Bonus Q&A with Sophfronia Scott

As I edited a Q&A feature with Sophfronia Scott ahead of its appearance in the October 2017 issue of THE PRACTICING WRITER, I realized that Sophfronia’s responses were overflowing with important information. I requested her permission to transfer one particularly interesting piece of our e-mail exchange to this bonus/”teaser” material. She graciously agreed.

Sophfronia Scott

Erika Dreifus (ED): Having recently returned from a writing conference where the topic of the challenges of working on novels in conferences and MFA programs came up several times, I was intrigued to see, in the acknowledgments to your new novel UNFORGIVABLE LOVE, the following: “I wrote this book while an MFA student at the Vermont College of Fine Arts (VCFA) in Montpelier. I’m grateful to Ellen Lesser, the advisor who worked with me when I generated the first draft, and Bret Lott, who oversaw/edited the revisions leading to the manuscript I eventually submitted to [agent] Brettne [Bloom]. Mary Ruefle, Clint McCown, and Martha Southgate read excerpts in workshop and provided insightful feedback.” UNFORGIVABLE LOVE thus seems to me an example of a real success story for the idea of writing a novel—and, at about 500 pages, a fairly long one!—as an MFA student. Please us a bit about what worked so well—how might programs/instructors make novel-writing more positive/successful in these settings.

Sophfronia Scott (SS): It’s interesting that you wonder how programs/instructors could make novel-writing more positive/successful in these settings because I believe it all starts with the student. I think too many students enter programs with a 400-page manuscript in hand and think they’re just going to spend their time editing and revising this book they’ve already written. Often the student is so wedded to what’s already on the page that they’re reluctant to do anything differently and the instructor is at a loss because if the book is flawed structurally it’s hard to figure out how to begin to fix this huge thing. An MFA program is about learning—a student has to be open to figuring out what they need to learn and allowing the space for the instructor to help. With that in mind, I think it’s so much better to start a novel during a program.

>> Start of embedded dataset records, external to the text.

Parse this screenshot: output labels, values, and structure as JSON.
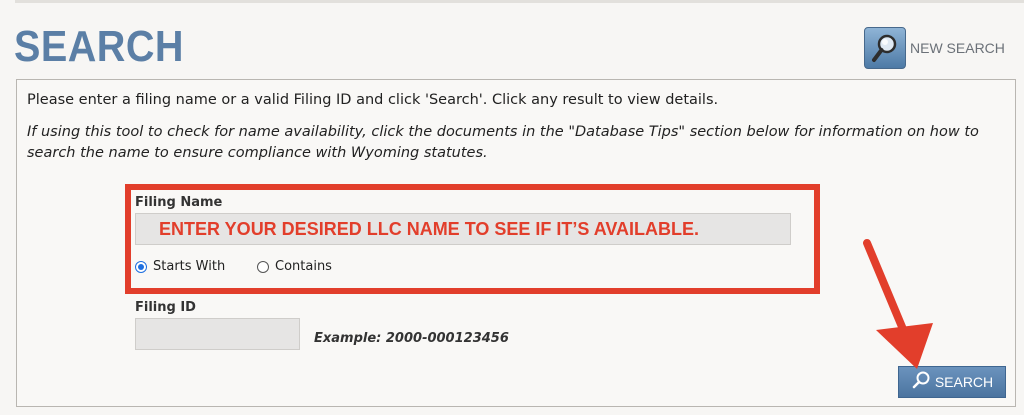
{
  "header": {
    "title": "SEARCH",
    "new_search_label": "NEW SEARCH"
  },
  "instructions": {
    "intro": "Please enter a filing name or a valid Filing ID and click 'Search'. Click any result to view details.",
    "note": "If using this tool to check for name availability, click the documents in the \"Database Tips\" section below for information on how to search the name to ensure compliance with Wyoming statutes."
  },
  "filing_name": {
    "label": "Filing Name",
    "value": "ENTER YOUR DESIRED LLC NAME TO SEE IF IT’S AVAILABLE.",
    "options": [
      {
        "label": "Starts With",
        "checked": true
      },
      {
        "label": "Contains",
        "checked": false
      }
    ]
  },
  "filing_id": {
    "label": "Filing ID",
    "value": "",
    "example": "Example: 2000-000123456"
  },
  "actions": {
    "search_label": "SEARCH"
  },
  "colors": {
    "title": "#5b7fa6",
    "highlight": "#e23e2b",
    "button": "#5b83ae",
    "radio_selected": "#1e6fe0"
  },
  "icons": [
    "magnifier-icon",
    "search-icon"
  ]
}
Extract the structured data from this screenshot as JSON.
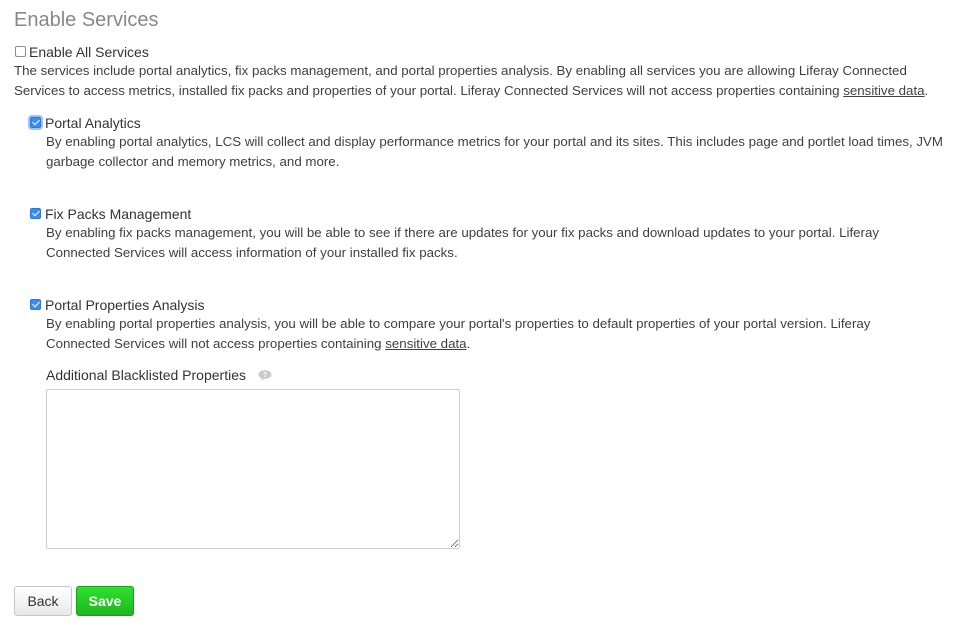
{
  "page": {
    "title": "Enable Services"
  },
  "enable_all": {
    "label": "Enable All Services",
    "checked": false,
    "desc_prefix": "The services include portal analytics, fix packs management, and portal properties analysis. By enabling all services you are allowing Liferay Connected Services to access metrics, installed fix packs and properties of your portal. Liferay Connected Services will not access properties containing ",
    "desc_link": "sensitive data",
    "desc_suffix": "."
  },
  "services": {
    "portal_analytics": {
      "label": "Portal Analytics",
      "checked": true,
      "description": "By enabling portal analytics, LCS will collect and display performance metrics for your portal and its sites. This includes page and portlet load times, JVM garbage collector and memory metrics, and more."
    },
    "fix_packs": {
      "label": "Fix Packs Management",
      "checked": true,
      "description": "By enabling fix packs management, you will be able to see if there are updates for your fix packs and download updates to your portal. Liferay Connected Services will access information of your installed fix packs."
    },
    "portal_properties": {
      "label": "Portal Properties Analysis",
      "checked": true,
      "desc_prefix": "By enabling portal properties analysis, you will be able to compare your portal's properties to default properties of your portal version. Liferay Connected Services will not access properties containing ",
      "desc_link": "sensitive data",
      "desc_suffix": "."
    }
  },
  "blacklist": {
    "label": "Additional Blacklisted Properties",
    "value": "",
    "help_icon": "speech-bubble-help-icon"
  },
  "actions": {
    "back_label": "Back",
    "save_label": "Save"
  },
  "colors": {
    "title": "#888888",
    "save_button": "#2ed02e",
    "checkbox_checked": "#3a8bf4"
  }
}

I had one or two chapters of UNFORGIVABLE LOVE written when I started the program but I didn’t work on it right away. I spent a semester writing short stories because I wanted to focus on the various aspects of storytelling and stretch my creative muscles by coming up with different characters and learning my strengths and weaknesses in building narrative. In my second semester I was ready to work on the novel. I explained to Ellen Lesser what I was doing and how I really wasn’t sure of the best way to tell my story in novel form. We both understood I would be learning as I wrote, which is a great space to be in.

I just began writing and sending her the pages. Right away she noted my third-person voice was muddy and how I didn’t have a grasp on the difference between close third person and true omniscience. She had me read certain novels and I wrote craft papers about POV and this helped me to understand this craft piece and to make a clearer decision for my novel. Our process continued in this way, with her helping me study and work on key craft elements for the book (creating the atmosphere of the time, character development, dialogue) even as I built it. By the end of the semester I had a skeletal, but serviceable first draft.

Then I had to put it aside for a year! I was a dual-genre student and I spent the next two semesters studying creative nonfiction. I wrote and revised the novel a little (I did a lot of work on the North Carolina chapters during this time) but I mainly worked on writing essays. When I came back to the novel Bret Lott helped me assess where I was with the manuscript—what was missing (a lot!) and what needed revising. I just dove in and we went from there. Bret’s input was especially helpful in making sure I represented the physical space in the book, to make sure the reader could feel the movement through rooms and sense the characters as physical presences, not disembodied voices represented solely by the dialogue.

When it was time for workshop I was very specific about what I chose to submit. I went in with questions—problems I needed help on. The first time I chose an early chapter because I wanted to see how my characters came across when first encountered by the reader. The second time I chose a chapter that had a lot going on: flashback, description, interior dialogue. Was it too much? Did it work?

The excerpts I chose didn’t rely on knowing the whole story so that probably made it easier to read and comment on. I received helpful suggestions in both workshops and even, after the first one, spent several weeks on a new chapter that I ended up scrapping. Does that mean the chapter and workshop feedback failed? No, because I learned a lot in writing that chapter and that learning definitely helped my decision making as I continued to work on the book.

Bottom line? I allowed the novel to be part of my MFA learning process, not a previous creation that I expected someone to help me fix.